I am currently using TensorFlow and have simply been trying to train a neural network directly against a large continuous data set, e.g. $y = [0.014, 1.545, 10.232, 0.948, ...]$ corresponding to different points in time. The loss function in the fully connected neural network (input layer: 3 nodes, 8 inner layers: 20 nodes each, output layer: 1 node) is just the squared error between my prediction and the actual continuous data. It appears the neural network is able to learn the high magnitude data points relatively well (e.g. Figure 1 at time = 0.4422). But the smaller magnitude data points (e.g. Figure 2 at time = 1.1256) are quite poorly learned without any sharpness and I want to improve this.
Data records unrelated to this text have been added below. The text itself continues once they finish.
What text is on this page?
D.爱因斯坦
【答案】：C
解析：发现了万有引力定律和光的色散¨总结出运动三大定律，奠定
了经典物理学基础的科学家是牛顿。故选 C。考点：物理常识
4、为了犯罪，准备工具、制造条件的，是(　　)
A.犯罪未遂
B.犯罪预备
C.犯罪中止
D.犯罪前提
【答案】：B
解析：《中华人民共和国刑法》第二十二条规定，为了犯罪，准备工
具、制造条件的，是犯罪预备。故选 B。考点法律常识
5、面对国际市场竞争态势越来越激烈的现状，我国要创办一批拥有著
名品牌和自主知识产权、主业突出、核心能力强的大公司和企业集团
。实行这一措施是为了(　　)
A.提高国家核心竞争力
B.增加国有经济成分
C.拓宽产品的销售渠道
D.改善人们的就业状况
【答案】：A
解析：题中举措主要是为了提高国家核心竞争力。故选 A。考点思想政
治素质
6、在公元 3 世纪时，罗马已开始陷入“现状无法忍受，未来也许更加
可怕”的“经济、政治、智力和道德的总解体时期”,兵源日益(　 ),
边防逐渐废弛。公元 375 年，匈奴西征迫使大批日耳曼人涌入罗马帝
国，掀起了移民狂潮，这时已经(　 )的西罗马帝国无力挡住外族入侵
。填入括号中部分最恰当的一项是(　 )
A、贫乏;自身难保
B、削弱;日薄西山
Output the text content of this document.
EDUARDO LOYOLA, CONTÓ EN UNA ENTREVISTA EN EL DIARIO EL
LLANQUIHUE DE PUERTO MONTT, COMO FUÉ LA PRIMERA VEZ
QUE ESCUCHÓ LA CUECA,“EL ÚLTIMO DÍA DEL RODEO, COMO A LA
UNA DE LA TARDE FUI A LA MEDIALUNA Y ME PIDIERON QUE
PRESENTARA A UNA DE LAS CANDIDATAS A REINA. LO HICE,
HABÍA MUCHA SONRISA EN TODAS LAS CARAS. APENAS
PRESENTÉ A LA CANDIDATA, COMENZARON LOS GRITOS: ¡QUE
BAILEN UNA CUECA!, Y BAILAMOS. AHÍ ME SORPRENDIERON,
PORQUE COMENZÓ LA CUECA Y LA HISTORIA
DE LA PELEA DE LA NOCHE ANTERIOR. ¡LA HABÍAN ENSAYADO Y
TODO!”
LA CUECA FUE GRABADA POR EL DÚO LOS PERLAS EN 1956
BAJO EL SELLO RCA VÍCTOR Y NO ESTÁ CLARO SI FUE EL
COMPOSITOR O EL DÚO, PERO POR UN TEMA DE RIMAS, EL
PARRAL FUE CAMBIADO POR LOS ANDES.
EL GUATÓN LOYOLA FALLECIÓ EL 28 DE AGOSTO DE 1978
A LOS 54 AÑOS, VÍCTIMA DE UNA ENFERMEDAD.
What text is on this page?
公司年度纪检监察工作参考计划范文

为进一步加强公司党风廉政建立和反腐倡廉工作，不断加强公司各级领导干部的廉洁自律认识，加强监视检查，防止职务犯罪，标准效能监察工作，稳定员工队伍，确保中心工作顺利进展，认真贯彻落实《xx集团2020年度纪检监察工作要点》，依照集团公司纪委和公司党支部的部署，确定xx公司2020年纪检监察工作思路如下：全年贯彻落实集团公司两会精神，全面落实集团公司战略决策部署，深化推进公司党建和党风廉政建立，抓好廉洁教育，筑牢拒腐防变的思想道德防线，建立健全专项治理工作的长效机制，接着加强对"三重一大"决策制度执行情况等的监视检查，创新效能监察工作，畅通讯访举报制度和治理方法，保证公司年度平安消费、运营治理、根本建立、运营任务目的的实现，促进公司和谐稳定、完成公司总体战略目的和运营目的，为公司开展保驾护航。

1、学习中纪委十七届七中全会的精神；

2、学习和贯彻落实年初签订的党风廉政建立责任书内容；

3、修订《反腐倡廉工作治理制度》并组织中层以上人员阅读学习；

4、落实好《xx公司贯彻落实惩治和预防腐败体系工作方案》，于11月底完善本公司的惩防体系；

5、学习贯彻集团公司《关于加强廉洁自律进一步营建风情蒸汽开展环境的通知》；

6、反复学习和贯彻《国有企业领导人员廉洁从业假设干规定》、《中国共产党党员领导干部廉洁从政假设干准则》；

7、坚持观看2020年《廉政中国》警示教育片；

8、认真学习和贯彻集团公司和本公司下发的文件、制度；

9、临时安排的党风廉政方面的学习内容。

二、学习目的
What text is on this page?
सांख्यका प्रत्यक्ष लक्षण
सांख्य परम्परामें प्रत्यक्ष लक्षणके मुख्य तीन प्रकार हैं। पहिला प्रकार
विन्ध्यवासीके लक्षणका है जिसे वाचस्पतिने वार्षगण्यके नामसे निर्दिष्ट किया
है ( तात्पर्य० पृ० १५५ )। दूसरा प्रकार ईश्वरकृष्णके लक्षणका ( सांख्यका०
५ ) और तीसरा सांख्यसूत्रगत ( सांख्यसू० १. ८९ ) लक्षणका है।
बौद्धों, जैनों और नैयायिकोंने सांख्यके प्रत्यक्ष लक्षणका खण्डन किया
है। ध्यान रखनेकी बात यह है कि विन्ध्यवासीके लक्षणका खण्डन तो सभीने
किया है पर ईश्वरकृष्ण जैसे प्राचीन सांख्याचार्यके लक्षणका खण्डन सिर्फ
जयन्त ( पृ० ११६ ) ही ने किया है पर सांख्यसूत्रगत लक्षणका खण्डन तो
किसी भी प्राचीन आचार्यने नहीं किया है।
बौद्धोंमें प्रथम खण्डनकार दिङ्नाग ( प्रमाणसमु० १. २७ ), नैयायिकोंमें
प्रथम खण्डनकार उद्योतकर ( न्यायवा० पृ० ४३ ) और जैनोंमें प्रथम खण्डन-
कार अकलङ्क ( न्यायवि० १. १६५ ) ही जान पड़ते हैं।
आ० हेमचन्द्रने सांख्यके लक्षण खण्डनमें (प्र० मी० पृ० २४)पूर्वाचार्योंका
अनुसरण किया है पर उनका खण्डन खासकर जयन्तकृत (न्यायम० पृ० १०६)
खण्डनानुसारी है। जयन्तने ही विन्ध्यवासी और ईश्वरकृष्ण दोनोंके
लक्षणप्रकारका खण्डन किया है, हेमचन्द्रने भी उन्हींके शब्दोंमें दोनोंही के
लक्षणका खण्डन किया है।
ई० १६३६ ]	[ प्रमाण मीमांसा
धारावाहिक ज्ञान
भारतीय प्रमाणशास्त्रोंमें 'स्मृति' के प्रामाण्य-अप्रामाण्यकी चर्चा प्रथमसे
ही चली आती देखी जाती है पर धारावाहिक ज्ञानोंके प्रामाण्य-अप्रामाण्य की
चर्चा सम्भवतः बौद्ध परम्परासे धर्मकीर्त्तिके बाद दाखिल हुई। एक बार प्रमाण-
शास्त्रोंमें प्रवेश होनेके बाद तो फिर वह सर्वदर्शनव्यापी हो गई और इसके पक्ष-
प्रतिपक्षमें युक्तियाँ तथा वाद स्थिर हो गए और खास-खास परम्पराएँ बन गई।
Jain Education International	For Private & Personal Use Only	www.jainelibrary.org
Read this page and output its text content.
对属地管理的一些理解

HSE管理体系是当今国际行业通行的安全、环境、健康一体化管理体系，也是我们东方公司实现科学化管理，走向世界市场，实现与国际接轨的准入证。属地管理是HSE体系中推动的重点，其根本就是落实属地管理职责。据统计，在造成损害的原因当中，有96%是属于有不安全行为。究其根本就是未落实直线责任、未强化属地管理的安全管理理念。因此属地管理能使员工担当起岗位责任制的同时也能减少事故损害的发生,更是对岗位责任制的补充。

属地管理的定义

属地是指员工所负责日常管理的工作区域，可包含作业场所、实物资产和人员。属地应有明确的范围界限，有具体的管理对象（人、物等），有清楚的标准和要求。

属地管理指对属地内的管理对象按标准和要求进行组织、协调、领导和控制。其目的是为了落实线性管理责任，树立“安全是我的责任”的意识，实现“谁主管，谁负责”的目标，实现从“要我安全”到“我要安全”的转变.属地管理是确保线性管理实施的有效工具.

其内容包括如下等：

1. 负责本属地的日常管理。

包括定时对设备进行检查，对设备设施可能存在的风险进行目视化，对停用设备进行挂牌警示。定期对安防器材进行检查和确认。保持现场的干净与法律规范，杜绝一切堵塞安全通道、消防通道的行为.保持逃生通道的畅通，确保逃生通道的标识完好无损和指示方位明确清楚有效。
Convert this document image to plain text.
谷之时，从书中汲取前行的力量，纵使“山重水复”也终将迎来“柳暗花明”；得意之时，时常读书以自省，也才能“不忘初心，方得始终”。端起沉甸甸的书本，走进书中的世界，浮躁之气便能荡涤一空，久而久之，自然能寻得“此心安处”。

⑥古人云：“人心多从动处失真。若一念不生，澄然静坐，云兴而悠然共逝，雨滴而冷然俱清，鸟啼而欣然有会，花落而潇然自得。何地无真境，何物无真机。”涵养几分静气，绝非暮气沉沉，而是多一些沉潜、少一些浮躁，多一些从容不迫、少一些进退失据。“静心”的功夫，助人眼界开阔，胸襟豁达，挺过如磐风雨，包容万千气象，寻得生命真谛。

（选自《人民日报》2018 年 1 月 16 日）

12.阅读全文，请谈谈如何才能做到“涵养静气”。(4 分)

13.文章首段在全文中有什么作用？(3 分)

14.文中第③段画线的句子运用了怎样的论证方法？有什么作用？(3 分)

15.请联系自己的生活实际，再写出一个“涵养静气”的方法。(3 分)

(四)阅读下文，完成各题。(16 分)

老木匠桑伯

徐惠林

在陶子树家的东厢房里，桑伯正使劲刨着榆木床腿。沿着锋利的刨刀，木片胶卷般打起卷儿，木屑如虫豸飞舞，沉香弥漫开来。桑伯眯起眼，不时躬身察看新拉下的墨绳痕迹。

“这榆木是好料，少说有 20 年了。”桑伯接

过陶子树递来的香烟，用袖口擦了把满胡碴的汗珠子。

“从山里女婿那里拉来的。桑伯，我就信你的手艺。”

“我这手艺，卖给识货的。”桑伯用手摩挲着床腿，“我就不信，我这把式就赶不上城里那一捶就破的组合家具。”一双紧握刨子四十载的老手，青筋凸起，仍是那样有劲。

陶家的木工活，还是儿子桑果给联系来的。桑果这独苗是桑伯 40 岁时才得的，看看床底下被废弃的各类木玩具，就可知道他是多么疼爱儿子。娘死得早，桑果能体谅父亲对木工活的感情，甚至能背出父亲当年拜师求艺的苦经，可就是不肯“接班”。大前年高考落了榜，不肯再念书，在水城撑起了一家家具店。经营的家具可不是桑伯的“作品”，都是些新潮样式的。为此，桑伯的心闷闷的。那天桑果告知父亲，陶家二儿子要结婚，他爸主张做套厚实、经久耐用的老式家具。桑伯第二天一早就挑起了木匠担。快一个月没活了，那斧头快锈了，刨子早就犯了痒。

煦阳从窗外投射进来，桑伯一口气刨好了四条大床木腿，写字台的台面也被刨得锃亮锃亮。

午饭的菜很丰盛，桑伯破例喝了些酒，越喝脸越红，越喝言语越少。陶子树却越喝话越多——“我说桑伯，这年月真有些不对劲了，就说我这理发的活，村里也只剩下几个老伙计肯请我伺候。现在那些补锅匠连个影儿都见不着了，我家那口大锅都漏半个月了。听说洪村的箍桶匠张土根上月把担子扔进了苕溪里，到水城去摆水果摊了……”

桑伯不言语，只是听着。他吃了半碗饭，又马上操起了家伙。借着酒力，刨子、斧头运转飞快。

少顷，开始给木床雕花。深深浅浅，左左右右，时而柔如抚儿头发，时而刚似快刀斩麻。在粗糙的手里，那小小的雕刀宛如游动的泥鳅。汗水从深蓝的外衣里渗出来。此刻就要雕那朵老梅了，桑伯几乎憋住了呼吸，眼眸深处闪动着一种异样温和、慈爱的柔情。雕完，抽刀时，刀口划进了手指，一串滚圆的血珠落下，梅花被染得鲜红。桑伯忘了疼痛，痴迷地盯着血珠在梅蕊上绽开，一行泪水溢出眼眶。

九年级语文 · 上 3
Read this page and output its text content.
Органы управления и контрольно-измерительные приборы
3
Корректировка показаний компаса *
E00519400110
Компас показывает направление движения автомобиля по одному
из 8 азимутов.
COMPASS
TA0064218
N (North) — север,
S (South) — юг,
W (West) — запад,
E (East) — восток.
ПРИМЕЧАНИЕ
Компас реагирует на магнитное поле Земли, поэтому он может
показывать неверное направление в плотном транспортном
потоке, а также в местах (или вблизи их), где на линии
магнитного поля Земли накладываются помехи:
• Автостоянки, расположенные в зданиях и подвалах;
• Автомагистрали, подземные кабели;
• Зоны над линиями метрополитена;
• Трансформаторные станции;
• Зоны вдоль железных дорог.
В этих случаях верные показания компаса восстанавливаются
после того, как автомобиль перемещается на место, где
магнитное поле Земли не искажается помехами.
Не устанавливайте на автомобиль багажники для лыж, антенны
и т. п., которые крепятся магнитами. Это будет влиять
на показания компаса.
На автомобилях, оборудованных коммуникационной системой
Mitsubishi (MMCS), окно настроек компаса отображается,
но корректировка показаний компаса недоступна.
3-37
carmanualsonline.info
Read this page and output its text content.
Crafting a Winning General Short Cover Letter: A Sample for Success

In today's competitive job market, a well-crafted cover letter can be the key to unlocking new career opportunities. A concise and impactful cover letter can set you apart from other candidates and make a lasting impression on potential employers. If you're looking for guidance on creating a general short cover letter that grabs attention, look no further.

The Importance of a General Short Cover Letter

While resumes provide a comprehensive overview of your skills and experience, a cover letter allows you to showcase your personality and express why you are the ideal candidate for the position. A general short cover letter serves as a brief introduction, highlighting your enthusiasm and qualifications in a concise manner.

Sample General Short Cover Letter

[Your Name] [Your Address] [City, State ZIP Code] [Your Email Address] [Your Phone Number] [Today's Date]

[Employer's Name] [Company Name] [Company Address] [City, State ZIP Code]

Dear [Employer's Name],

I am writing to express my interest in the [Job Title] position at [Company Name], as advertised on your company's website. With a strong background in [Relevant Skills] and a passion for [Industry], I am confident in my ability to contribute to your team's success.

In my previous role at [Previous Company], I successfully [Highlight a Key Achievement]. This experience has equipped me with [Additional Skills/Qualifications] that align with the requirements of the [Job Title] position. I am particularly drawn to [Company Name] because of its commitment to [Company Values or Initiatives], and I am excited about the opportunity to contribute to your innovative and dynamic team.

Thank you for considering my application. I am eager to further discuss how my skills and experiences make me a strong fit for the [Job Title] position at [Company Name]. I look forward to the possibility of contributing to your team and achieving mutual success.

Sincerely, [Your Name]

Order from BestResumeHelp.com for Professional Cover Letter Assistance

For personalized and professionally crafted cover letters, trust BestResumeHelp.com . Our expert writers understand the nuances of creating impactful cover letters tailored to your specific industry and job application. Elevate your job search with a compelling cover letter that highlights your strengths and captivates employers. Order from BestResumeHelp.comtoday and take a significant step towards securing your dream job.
I've tried experimenting with different optimizers (e.g. mini-batch with Adam, full batch with L-BFGS), compared reduce_mean
and reduce_sum
, normalized the data in different ways (e.g. median, subtract the sample mean and divide by the standard deviation, divide the squared loss term by the actual data), and attempted to simply make the neural network deeper and train for a very long period of time (e.g. 7+ days). But after approximately 24 hours of training and the aforementioned tricks, I am not seeing any significant improvements in predicted outputs especially for the small magnitude data points.
Figure 1
Figure 2
Therefore, do you have any recommendations on how to improve training particularly when there are different data points of varying magnitude I am trying to learn? I believe this is a related question, but any explicit examples of implementations or techniques to handle varying orders of magnitude within a single large data set would be greatly appreciated.